SATO Wataru Laboratory

健常群の強迫性傾向と皮質線条体-辺縁系の相関


(Kubota, Sato, Kochiyama, Uono, Yoshimura, Sawada, & Toichi: Psychiatry Res Neuroimaging)



強迫性傾向(例えば過剰な心配)は健常群にも多い(5〜13%).
しかし,健常群の強迫性傾向の構造的神経基盤は不明である.
強迫性障害の知見から,皮質下および皮質の構造−皮質-線条体-皮質の回路および辺縁系の回路−が,強迫性傾向と関係していると仮説を立てた.

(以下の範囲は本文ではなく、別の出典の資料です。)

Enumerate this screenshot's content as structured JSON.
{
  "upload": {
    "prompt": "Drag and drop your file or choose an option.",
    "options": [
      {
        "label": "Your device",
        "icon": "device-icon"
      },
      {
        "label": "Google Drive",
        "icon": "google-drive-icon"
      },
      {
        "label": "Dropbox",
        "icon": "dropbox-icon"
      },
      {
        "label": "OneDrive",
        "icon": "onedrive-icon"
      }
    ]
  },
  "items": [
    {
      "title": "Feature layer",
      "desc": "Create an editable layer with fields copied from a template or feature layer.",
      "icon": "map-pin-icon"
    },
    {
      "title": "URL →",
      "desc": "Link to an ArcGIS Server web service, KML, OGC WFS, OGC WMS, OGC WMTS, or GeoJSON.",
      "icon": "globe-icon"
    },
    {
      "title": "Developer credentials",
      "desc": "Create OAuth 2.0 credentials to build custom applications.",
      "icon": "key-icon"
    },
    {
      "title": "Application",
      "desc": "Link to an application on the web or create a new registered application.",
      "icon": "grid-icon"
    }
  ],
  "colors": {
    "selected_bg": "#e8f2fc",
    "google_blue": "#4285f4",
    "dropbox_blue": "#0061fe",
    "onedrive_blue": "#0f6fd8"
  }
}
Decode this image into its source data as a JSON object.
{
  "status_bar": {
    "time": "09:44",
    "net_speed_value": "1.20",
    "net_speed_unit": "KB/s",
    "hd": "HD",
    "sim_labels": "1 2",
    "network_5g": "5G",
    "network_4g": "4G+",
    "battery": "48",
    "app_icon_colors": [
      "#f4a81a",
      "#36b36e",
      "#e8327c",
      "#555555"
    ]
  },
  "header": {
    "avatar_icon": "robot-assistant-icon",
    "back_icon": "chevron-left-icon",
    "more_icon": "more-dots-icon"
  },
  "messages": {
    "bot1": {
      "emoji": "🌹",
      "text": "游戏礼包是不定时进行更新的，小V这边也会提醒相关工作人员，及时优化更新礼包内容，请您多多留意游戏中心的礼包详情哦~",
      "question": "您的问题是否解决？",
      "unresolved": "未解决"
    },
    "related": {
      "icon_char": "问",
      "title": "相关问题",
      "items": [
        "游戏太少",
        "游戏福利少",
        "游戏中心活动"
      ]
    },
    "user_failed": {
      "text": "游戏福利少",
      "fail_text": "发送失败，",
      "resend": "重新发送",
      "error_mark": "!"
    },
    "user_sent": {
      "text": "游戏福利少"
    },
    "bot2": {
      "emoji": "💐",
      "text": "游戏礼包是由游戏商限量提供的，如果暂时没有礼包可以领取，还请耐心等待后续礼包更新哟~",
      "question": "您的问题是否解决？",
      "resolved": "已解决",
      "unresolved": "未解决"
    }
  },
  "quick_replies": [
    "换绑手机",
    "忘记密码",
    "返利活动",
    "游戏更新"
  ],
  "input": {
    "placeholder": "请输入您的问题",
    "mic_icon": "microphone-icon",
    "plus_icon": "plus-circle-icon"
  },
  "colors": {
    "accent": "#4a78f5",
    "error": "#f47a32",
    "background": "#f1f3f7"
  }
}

我々は,こうした領域の体積を調べるため,49名の健常群を対象として構造的脳画像を解析した.
こうした領域と共変動を示す領域も調べた.

強迫性傾向との対応が,左側被殻および左側扁桃体の体積において示された.
共変動の解析から,強迫性傾向が高くなると,左側被殻と両側内側前頭前野,左側被殻と左側小脳,左側淡蒼球と両側前部帯状回の体積の共変動が高まることが示された.




こうした結果は,強迫性傾向と関係した神経可塑性を反映するかもしれない.
こうした脳構造の問題は強迫性障害でも示されることから,強迫性傾向のある健常群は「神経的な強迫性傾向」を共有すると言えよう.